Dreifuss Ruth · Bundesrat · 2002-04-17
Dreifuss Ruth · Bundesrat · Genf · 2002-04-17
Wortprotokoll
100 millions de francs par année, 400 millions de francs sur 4 ans, c'est beaucoup d'argent à un moment où nous sommes en train de passer en revue le budget et le plan financier de la Confédération. La première motivation qui incite le Conseil fédéral à vous demander d'être plus prudents et d'espérer qu'une solution moins coûteuse pourra se dégager éventuellement dans la deuxième Chambre, si ce n'est pas le cas ici, c'est le frein à l'endettement. L'argent que nous engageons ici, nous devons l'enlever ailleurs. Je ne sais pas où!
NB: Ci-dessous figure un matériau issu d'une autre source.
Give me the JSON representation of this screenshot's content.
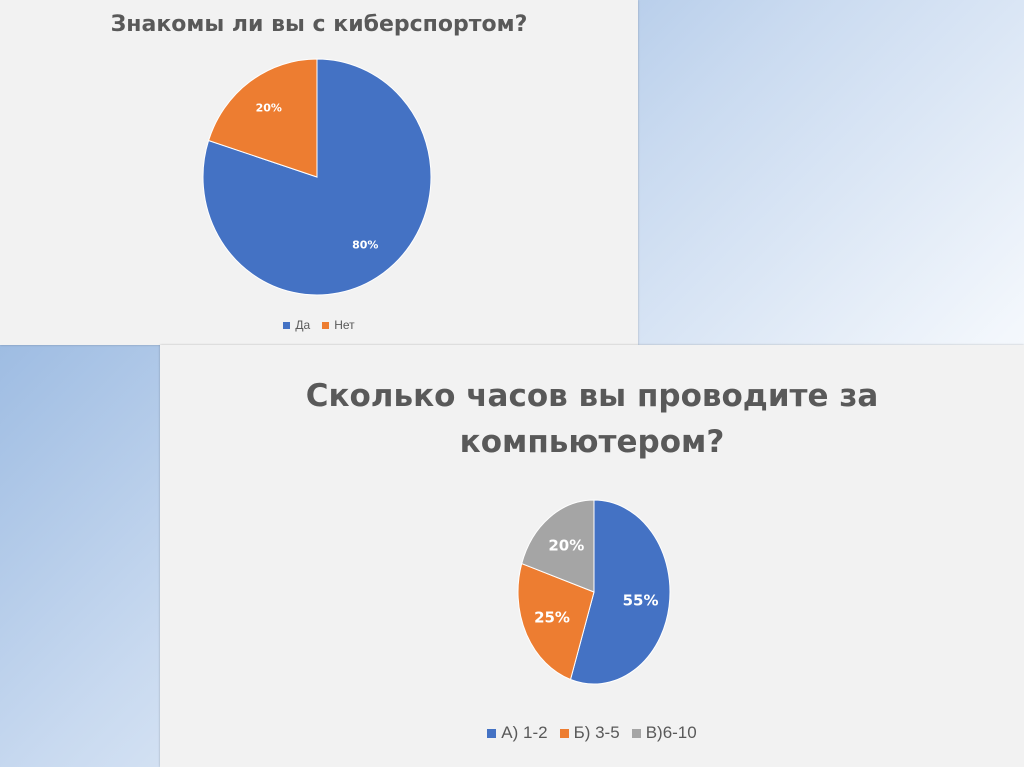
{
  "chart_data": [
    {
      "type": "pie",
      "title": "Знакомы ли вы с киберспортом?",
      "categories": [
        "Да",
        "Нет"
      ],
      "values": [
        80,
        20
      ],
      "data_labels": [
        "80%",
        "20%"
      ],
      "colors": [
        "#4472c4",
        "#ed7d31"
      ],
      "legend": "bottom"
    },
    {
      "type": "pie",
      "title": "Сколько часов вы проводите за компьютером?",
      "title_lines": [
        "Сколько часов вы проводите за",
        "компьютером?"
      ],
      "categories": [
        "А) 1-2",
        "Б) 3-5",
        "В)6-10"
      ],
      "values": [
        55,
        25,
        20
      ],
      "data_labels": [
        "55%",
        "25%",
        "20%"
      ],
      "colors": [
        "#4472c4",
        "#ed7d31",
        "#a5a5a5"
      ],
      "legend": "bottom"
    }
  ]
}
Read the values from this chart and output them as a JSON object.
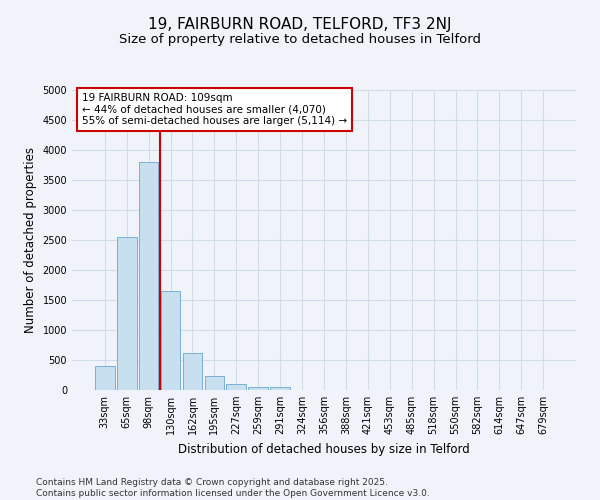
{
  "title": "19, FAIRBURN ROAD, TELFORD, TF3 2NJ",
  "subtitle": "Size of property relative to detached houses in Telford",
  "xlabel": "Distribution of detached houses by size in Telford",
  "ylabel": "Number of detached properties",
  "categories": [
    "33sqm",
    "65sqm",
    "98sqm",
    "130sqm",
    "162sqm",
    "195sqm",
    "227sqm",
    "259sqm",
    "291sqm",
    "324sqm",
    "356sqm",
    "388sqm",
    "421sqm",
    "453sqm",
    "485sqm",
    "518sqm",
    "550sqm",
    "582sqm",
    "614sqm",
    "647sqm",
    "679sqm"
  ],
  "values": [
    400,
    2550,
    3800,
    1650,
    620,
    240,
    100,
    50,
    50,
    0,
    0,
    0,
    0,
    0,
    0,
    0,
    0,
    0,
    0,
    0,
    0
  ],
  "bar_color": "#c8dff0",
  "bar_edge_color": "#7ab0d4",
  "background_color": "#f0f4fa",
  "grid_color": "#d0dce8",
  "vline_color": "#cc0000",
  "vline_x": 2.5,
  "ylim": [
    0,
    5000
  ],
  "yticks": [
    0,
    500,
    1000,
    1500,
    2000,
    2500,
    3000,
    3500,
    4000,
    4500,
    5000
  ],
  "annotation_text": "19 FAIRBURN ROAD: 109sqm\n← 44% of detached houses are smaller (4,070)\n55% of semi-detached houses are larger (5,114) →",
  "footer_text": "Contains HM Land Registry data © Crown copyright and database right 2025.\nContains public sector information licensed under the Open Government Licence v3.0.",
  "title_fontsize": 11,
  "subtitle_fontsize": 9.5,
  "tick_fontsize": 7,
  "ylabel_fontsize": 8.5,
  "xlabel_fontsize": 8.5,
  "annotation_fontsize": 7.5,
  "footer_fontsize": 6.5
}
Nous devons avoir une vision globale des besoins de la société. Bien sûr, partir de l'idée que l'on doit ne pas faire assez dans tous les domaines, c'est aussi une mauvaise politique. Mais dans ce cas, le Conseil fédéral, au moment où il donne l'ordre aux départements d'économiser dans des tâches déjà ancrées dans ses responsabilités, doit vous appeler à la prudence. Je l'ai dit tout à l'heure, ces 25 millions de francs ne sont pas le résultat d'une analyse approfondie des besoins, mais une tentative de montrer ce qui peut être possible sans mettre en question autre chose tout en développant quand même des effets positifs. Ceux-ci seront perçus comme un signal, comme un coup de pouce de la Confédération, comme un soutien dans des régions où l'appui politique n'est pas encore suffisant pour que les besoins de la population soient suffisamment pris en compte.
Je vous demande de suivre la proposition du Conseil fédéral. Sinon je crois qu'il est clair que dans la deuxième Chambre, le débat sur un montant, je dirai plus "raisonnable" que celui de la commission, se poursuivra.
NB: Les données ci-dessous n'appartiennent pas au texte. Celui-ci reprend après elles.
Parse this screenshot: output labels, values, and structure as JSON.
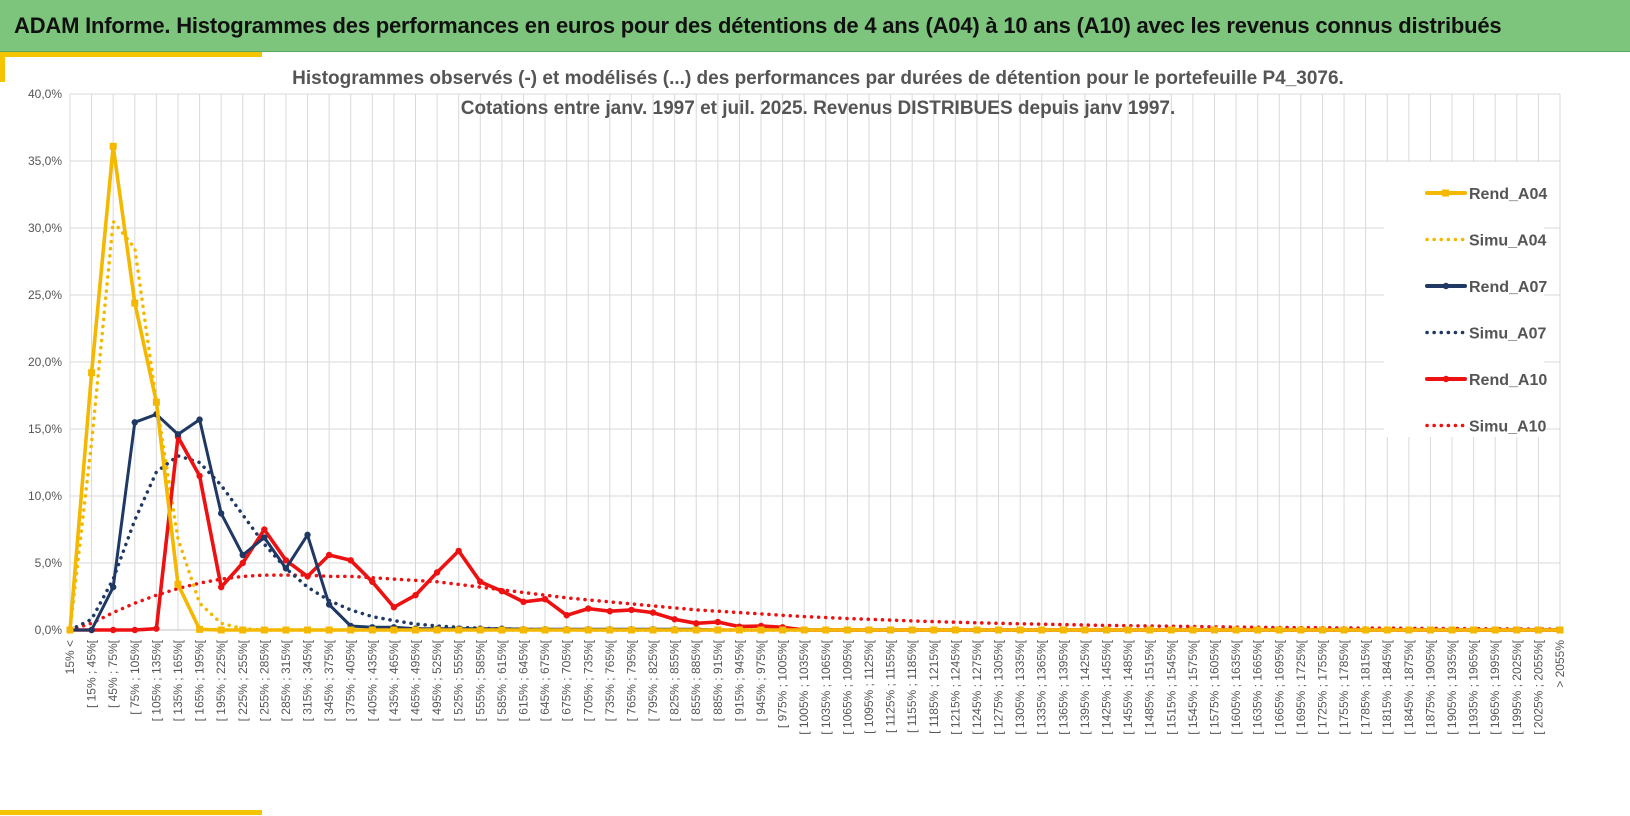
{
  "header": {
    "title": "ADAM Informe. Histogrammes des performances en euros pour des détentions de 4 ans (A04) à 10 ans (A10) avec les revenus connus distribués"
  },
  "colors": {
    "header_bg": "#7dc57c",
    "accent": "#f5c400",
    "A04": "#f5b800",
    "A07": "#1f3864",
    "A10": "#ee1111"
  },
  "chart_data": {
    "type": "line",
    "title": "Histogrammes observés (-) et modélisés (...) des performances par durées de détention pour le portefeuille P4_3076.",
    "subtitle": "Cotations entre janv. 1997 et juil. 2025. Revenus DISTRIBUES depuis janv 1997.",
    "xlabel": "",
    "ylabel": "",
    "ylim": [
      0,
      40
    ],
    "y_ticks": [
      "0,0%",
      "5,0%",
      "10,0%",
      "15,0%",
      "20,0%",
      "25,0%",
      "30,0%",
      "35,0%",
      "40,0%"
    ],
    "grid": true,
    "legend_position": "right",
    "categories": [
      "15% <",
      "[ 15% ; 45%[",
      "[ 45% ; 75%[",
      "[ 75% ; 105%[",
      "[ 105% ; 135%[",
      "[ 135% ; 165%[",
      "[ 165% ; 195%[",
      "[ 195% ; 225%[",
      "[ 225% ; 255%[",
      "[ 255% ; 285%[",
      "[ 285% ; 315%[",
      "[ 315% ; 345%[",
      "[ 345% ; 375%[",
      "[ 375% ; 405%[",
      "[ 405% ; 435%[",
      "[ 435% ; 465%[",
      "[ 465% ; 495%[",
      "[ 495% ; 525%[",
      "[ 525% ; 555%[",
      "[ 555% ; 585%[",
      "[ 585% ; 615%[",
      "[ 615% ; 645%[",
      "[ 645% ; 675%[",
      "[ 675% ; 705%[",
      "[ 705% ; 735%[",
      "[ 735% ; 765%[",
      "[ 765% ; 795%[",
      "[ 795% ; 825%[",
      "[ 825% ; 855%[",
      "[ 855% ; 885%[",
      "[ 885% ; 915%[",
      "[ 915% ; 945%[",
      "[ 945% ; 975%[",
      "[ 975% ; 1005%[",
      "[ 1005% ; 1035%[",
      "[ 1035% ; 1065%[",
      "[ 1065% ; 1095%[",
      "[ 1095% ; 1125%[",
      "[ 1125% ; 1155%[",
      "[ 1155% ; 1185%[",
      "[ 1185% ; 1215%[",
      "[ 1215% ; 1245%[",
      "[ 1245% ; 1275%[",
      "[ 1275% ; 1305%[",
      "[ 1305% ; 1335%[",
      "[ 1335% ; 1365%[",
      "[ 1365% ; 1395%[",
      "[ 1395% ; 1425%[",
      "[ 1425% ; 1455%[",
      "[ 1455% ; 1485%[",
      "[ 1485% ; 1515%[",
      "[ 1515% ; 1545%[",
      "[ 1545% ; 1575%[",
      "[ 1575% ; 1605%[",
      "[ 1605% ; 1635%[",
      "[ 1635% ; 1665%[",
      "[ 1665% ; 1695%[",
      "[ 1695% ; 1725%[",
      "[ 1725% ; 1755%[",
      "[ 1755% ; 1785%[",
      "[ 1785% ; 1815%[",
      "[ 1815% ; 1845%[",
      "[ 1845% ; 1875%[",
      "[ 1875% ; 1905%[",
      "[ 1905% ; 1935%[",
      "[ 1935% ; 1965%[",
      "[ 1965% ; 1995%[",
      "[ 1995% ; 2025%[",
      "[ 2025% ; 2055%[",
      "> 2055%"
    ],
    "series": [
      {
        "name": "Rend_A04",
        "style": "solid",
        "marker": "square",
        "color": "#f5b800",
        "values": [
          0,
          19.2,
          36.1,
          24.4,
          17.0,
          3.4,
          0.05,
          0,
          0,
          0,
          0,
          0,
          0,
          0,
          0,
          0,
          0,
          0,
          0,
          0,
          0,
          0,
          0,
          0,
          0,
          0,
          0,
          0,
          0,
          0,
          0,
          0,
          0,
          0,
          0,
          0,
          0,
          0,
          0,
          0,
          0,
          0,
          0,
          0,
          0,
          0,
          0,
          0,
          0,
          0,
          0,
          0,
          0,
          0,
          0,
          0,
          0,
          0,
          0,
          0,
          0,
          0,
          0,
          0,
          0,
          0,
          0,
          0,
          0,
          0
        ]
      },
      {
        "name": "Simu_A04",
        "style": "dotted",
        "color": "#f5b800",
        "values": [
          0,
          14.0,
          30.5,
          28.5,
          17.0,
          6.8,
          2.0,
          0.5,
          0.1,
          0,
          0,
          0,
          0,
          0,
          0,
          0,
          0,
          0,
          0,
          0,
          0,
          0,
          0,
          0,
          0,
          0,
          0,
          0,
          0,
          0,
          0,
          0,
          0,
          0,
          0,
          0,
          0,
          0,
          0,
          0,
          0,
          0,
          0,
          0,
          0,
          0,
          0,
          0,
          0,
          0,
          0,
          0,
          0,
          0,
          0,
          0,
          0,
          0,
          0,
          0,
          0,
          0,
          0,
          0,
          0,
          0,
          0,
          0,
          0,
          0
        ]
      },
      {
        "name": "Rend_A07",
        "style": "solid",
        "marker": "circle",
        "color": "#1f3864",
        "values": [
          0,
          0,
          3.2,
          15.5,
          16.1,
          14.6,
          15.7,
          8.7,
          5.6,
          6.9,
          4.6,
          7.1,
          1.9,
          0.3,
          0.2,
          0.2,
          0.1,
          0.1,
          0.1,
          0.1,
          0.1,
          0.05,
          0.05,
          0.05,
          0.05,
          0.05,
          0.05,
          0.05,
          0.05,
          0.05,
          0,
          0,
          0,
          0,
          0,
          0,
          0,
          0,
          0,
          0,
          0,
          0,
          0,
          0,
          0,
          0,
          0,
          0,
          0,
          0,
          0,
          0,
          0,
          0,
          0,
          0,
          0,
          0,
          0,
          0,
          0,
          0,
          0,
          0,
          0,
          0,
          0,
          0,
          0,
          0
        ]
      },
      {
        "name": "Simu_A07",
        "style": "dotted",
        "color": "#1f3864",
        "values": [
          0,
          0.8,
          3.8,
          8.2,
          11.8,
          13.0,
          12.5,
          10.8,
          8.6,
          6.4,
          4.6,
          3.2,
          2.2,
          1.5,
          1.0,
          0.7,
          0.45,
          0.3,
          0.2,
          0.13,
          0.08,
          0.05,
          0.03,
          0.02,
          0.01,
          0,
          0,
          0,
          0,
          0,
          0,
          0,
          0,
          0,
          0,
          0,
          0,
          0,
          0,
          0,
          0,
          0,
          0,
          0,
          0,
          0,
          0,
          0,
          0,
          0,
          0,
          0,
          0,
          0,
          0,
          0,
          0,
          0,
          0,
          0,
          0,
          0,
          0,
          0,
          0,
          0,
          0,
          0,
          0,
          0
        ]
      },
      {
        "name": "Rend_A10",
        "style": "solid",
        "marker": "circle",
        "color": "#ee1111",
        "values": [
          0,
          0,
          0,
          0,
          0.1,
          14.4,
          11.5,
          3.2,
          5.0,
          7.5,
          5.2,
          4.0,
          5.6,
          5.2,
          3.6,
          1.7,
          2.6,
          4.3,
          5.9,
          3.6,
          2.9,
          2.1,
          2.3,
          1.1,
          1.6,
          1.4,
          1.5,
          1.3,
          0.8,
          0.5,
          0.6,
          0.25,
          0.3,
          0.2,
          0,
          0,
          0,
          0,
          0,
          0,
          0,
          0,
          0,
          0,
          0,
          0,
          0,
          0,
          0,
          0,
          0,
          0,
          0,
          0,
          0,
          0,
          0,
          0,
          0,
          0,
          0,
          0,
          0,
          0,
          0,
          0,
          0,
          0,
          0,
          0
        ]
      },
      {
        "name": "Simu_A10",
        "style": "dotted",
        "color": "#ee1111",
        "values": [
          0,
          0.5,
          1.3,
          2.0,
          2.6,
          3.1,
          3.5,
          3.8,
          4.0,
          4.1,
          4.1,
          4.1,
          4.0,
          4.0,
          3.9,
          3.8,
          3.7,
          3.6,
          3.4,
          3.2,
          3.0,
          2.8,
          2.6,
          2.4,
          2.25,
          2.1,
          1.95,
          1.8,
          1.65,
          1.5,
          1.4,
          1.3,
          1.2,
          1.1,
          1.0,
          0.93,
          0.86,
          0.8,
          0.74,
          0.68,
          0.63,
          0.58,
          0.54,
          0.5,
          0.46,
          0.43,
          0.4,
          0.37,
          0.34,
          0.32,
          0.3,
          0.28,
          0.26,
          0.24,
          0.22,
          0.2,
          0.19,
          0.18,
          0.17,
          0.16,
          0.15,
          0.14,
          0.13,
          0.12,
          0.11,
          0.1,
          0.09,
          0.08,
          0.07,
          0.06
        ]
      }
    ]
  }
}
Pourquoi les guillemets à "raisonnable"? Tout simplement parce que nous sommes dans un champ de contraintes et qu'il nous faut dégager les moyens d'une politique dans des domaines très différents. Il s'agit ici de ne pas mettre immédiatement à disposition une enveloppe dont même la commission pense qu'elle ne sera pas utilisée intégralement.